Run that into your recorder
I ran TRS cables from my sound card, an M-audio Profire Lightbridge, to my Busman Tmod R4. Not the best DAC, but I figured I would try the easy one first, and if I thought it mattered I'd try other ones I have (I later decided this was good enough). Press PLAY on the computer, press RECORD on the R4. Not synchronized, but as long as you get 25 seconds out of the 30, close enough. Do runs with R4 at 44k, 48k, and 96k.

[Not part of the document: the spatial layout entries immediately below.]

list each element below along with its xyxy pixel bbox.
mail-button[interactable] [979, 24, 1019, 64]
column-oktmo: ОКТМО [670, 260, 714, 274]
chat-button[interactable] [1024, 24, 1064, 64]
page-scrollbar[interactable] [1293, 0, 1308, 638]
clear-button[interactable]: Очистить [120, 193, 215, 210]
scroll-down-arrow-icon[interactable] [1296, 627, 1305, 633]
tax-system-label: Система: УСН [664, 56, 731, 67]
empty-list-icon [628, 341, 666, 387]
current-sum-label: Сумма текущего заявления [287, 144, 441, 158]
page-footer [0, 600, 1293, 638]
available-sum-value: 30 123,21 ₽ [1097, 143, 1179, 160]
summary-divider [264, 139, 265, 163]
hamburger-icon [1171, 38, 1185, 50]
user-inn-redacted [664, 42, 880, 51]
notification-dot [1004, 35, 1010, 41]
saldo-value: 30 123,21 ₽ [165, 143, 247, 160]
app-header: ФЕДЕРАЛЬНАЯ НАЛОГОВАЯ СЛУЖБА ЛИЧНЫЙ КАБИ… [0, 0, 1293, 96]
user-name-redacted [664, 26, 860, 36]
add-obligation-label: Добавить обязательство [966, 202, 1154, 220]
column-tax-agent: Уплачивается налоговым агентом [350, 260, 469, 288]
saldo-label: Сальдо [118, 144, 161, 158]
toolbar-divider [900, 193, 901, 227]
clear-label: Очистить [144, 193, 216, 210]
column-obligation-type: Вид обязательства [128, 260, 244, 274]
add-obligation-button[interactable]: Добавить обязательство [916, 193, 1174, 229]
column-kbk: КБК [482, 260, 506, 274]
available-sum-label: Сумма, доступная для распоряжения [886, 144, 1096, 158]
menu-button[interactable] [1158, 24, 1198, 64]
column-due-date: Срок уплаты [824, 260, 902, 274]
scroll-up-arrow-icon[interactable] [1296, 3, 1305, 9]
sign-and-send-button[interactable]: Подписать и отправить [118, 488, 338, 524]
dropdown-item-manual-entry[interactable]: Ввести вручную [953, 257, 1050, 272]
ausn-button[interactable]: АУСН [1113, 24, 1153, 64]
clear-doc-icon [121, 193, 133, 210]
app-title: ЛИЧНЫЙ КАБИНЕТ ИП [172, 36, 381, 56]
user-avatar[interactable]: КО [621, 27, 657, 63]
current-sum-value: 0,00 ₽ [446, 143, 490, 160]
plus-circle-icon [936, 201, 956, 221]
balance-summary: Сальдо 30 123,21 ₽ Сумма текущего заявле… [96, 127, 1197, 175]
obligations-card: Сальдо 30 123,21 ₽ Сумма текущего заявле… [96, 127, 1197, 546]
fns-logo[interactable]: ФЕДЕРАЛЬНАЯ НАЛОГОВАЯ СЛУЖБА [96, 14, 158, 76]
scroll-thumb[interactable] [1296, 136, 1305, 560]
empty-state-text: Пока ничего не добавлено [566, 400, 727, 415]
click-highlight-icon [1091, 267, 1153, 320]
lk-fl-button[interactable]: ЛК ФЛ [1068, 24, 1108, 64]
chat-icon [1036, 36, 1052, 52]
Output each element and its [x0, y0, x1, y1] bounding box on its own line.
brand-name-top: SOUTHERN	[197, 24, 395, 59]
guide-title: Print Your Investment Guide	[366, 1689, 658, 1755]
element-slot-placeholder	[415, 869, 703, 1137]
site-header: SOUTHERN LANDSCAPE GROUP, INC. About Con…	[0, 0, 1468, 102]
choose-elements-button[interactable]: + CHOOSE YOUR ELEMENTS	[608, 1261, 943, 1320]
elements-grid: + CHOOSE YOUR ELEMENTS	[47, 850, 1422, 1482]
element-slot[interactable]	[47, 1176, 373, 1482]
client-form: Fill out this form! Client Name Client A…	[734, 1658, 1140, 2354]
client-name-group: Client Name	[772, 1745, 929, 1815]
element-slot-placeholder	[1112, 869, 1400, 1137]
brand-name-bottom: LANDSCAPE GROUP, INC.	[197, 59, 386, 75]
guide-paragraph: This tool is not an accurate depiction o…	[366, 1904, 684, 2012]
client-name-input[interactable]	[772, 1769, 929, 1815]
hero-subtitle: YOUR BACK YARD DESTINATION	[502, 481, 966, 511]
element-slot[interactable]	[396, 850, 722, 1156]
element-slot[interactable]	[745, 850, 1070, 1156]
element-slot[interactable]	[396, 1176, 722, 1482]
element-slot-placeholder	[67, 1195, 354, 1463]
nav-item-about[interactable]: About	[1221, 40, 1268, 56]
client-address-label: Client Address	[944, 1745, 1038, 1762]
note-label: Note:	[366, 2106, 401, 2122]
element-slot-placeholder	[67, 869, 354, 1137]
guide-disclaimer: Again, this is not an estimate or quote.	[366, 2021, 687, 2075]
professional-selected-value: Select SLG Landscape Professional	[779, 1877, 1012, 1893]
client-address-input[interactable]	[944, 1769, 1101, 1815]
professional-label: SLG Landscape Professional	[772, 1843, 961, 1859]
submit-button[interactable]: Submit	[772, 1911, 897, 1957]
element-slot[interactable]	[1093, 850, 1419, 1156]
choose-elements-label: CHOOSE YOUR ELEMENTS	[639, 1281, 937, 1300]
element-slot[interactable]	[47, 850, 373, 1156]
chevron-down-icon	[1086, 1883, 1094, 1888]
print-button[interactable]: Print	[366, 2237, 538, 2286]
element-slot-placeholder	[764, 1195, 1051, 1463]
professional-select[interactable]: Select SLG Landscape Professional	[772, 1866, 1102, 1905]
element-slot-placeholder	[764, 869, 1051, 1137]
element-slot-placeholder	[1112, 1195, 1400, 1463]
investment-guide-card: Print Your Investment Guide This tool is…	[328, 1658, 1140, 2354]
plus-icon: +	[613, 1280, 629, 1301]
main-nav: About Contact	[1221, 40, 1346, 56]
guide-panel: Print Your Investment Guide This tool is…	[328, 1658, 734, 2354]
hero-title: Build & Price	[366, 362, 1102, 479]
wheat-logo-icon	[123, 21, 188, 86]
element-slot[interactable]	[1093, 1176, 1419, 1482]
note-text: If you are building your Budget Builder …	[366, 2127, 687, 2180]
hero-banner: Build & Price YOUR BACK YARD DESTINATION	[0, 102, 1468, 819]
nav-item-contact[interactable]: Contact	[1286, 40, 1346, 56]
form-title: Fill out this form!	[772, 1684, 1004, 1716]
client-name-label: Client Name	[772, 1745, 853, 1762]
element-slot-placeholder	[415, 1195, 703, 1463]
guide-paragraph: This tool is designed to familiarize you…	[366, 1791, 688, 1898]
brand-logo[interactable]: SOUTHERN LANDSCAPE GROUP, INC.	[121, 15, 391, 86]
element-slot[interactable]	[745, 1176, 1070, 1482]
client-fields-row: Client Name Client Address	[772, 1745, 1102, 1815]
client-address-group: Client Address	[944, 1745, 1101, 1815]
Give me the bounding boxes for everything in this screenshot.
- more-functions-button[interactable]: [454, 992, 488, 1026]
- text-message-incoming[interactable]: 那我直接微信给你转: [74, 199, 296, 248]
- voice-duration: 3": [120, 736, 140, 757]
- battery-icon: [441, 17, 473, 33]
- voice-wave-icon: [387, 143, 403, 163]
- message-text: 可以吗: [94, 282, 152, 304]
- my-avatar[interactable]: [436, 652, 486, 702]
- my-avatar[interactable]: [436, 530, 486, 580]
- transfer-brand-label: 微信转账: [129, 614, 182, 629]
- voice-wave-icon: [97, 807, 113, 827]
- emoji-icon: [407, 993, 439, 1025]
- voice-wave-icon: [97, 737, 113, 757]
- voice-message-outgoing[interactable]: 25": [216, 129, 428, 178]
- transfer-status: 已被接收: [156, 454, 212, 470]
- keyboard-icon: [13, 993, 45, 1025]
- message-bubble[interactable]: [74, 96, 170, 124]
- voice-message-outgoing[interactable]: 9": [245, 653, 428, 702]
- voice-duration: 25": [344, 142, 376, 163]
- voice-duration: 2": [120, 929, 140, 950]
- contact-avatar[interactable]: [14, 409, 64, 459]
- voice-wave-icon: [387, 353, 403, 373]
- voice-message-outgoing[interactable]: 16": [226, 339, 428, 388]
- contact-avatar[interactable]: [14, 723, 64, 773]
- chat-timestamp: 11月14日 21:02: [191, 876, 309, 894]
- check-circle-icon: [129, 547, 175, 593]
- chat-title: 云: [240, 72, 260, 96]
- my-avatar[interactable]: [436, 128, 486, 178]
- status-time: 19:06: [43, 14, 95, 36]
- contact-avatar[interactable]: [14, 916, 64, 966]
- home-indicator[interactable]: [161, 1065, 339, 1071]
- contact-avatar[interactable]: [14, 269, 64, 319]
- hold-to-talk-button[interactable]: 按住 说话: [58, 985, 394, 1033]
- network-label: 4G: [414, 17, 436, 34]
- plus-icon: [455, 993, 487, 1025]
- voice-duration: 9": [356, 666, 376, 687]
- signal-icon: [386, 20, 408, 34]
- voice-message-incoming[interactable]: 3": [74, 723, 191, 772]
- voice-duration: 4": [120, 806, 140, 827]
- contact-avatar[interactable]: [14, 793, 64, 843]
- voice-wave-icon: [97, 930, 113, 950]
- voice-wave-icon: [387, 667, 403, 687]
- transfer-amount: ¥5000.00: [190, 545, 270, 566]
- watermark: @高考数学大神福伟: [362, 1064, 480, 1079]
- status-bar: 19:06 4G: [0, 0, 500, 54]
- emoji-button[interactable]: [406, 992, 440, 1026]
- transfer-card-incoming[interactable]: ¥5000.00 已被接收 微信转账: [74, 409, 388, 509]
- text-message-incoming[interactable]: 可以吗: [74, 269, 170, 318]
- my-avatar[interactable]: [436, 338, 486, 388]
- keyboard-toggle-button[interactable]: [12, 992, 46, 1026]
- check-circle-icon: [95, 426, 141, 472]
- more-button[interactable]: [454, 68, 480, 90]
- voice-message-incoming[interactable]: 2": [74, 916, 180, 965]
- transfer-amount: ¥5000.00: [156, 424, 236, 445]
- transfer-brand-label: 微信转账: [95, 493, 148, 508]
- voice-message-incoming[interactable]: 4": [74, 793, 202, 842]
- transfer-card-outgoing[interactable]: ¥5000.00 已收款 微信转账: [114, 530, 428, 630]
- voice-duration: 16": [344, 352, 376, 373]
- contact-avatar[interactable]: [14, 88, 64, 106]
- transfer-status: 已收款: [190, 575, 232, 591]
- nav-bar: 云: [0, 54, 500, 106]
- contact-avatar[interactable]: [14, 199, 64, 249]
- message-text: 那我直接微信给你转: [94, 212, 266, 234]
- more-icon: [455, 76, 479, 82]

I also repeated the set using SPDIF out of the sound card > SPDIF into the R4. It's common knowledge that the R4 resamples DIGI in, so a 44k digi signal can be resampled to 96k... just curious how that would compare.
Compare the recorded sweeps:
Pulling up the recordings from the R4... the first thing I noticed is that I can see a visible difference... interesting. In the picture "3wavs" 44k is at the top, 48k mid, and 96k at the bottom. Then look at the individual plots. The 44k looks very similar to the standard, and the 48k and 96k plots have high frequency resonances which aren't in the original. By definition, that's distortion, but realistically I can't hear it, so it probably doesn't matter. Then look at the 20k peaks on the plots... they are all coming up to pretty much 0 db, including the one I recorded at 44.1k, which means there is not a low pass filter reducing it at 20k. It's hard to tell for sure in the graphs, but in the next post, I have the data exported as text files. If you compare the 20k peak on the generated standard to the 20k peak on the analog recording, it's off by about 0.1db. I'm going to call that a result of analog transfer rather than a result of LPF rolloff.
Then I resampled the 96k file to 44.1k using "ssrc high precision". That's what I've been using for years, first on linux, then on windows. Luckily it's one of the shining stars in Page's comp studies. The bottom line is that the resampled one is virtually identical to the standard, and the one recorded at 44.1k. I kind of thought these SRC software options were a necessary evil, the output of which is about like adding an analog gen. I'm proven wrong. They are excellent, at least in this sample.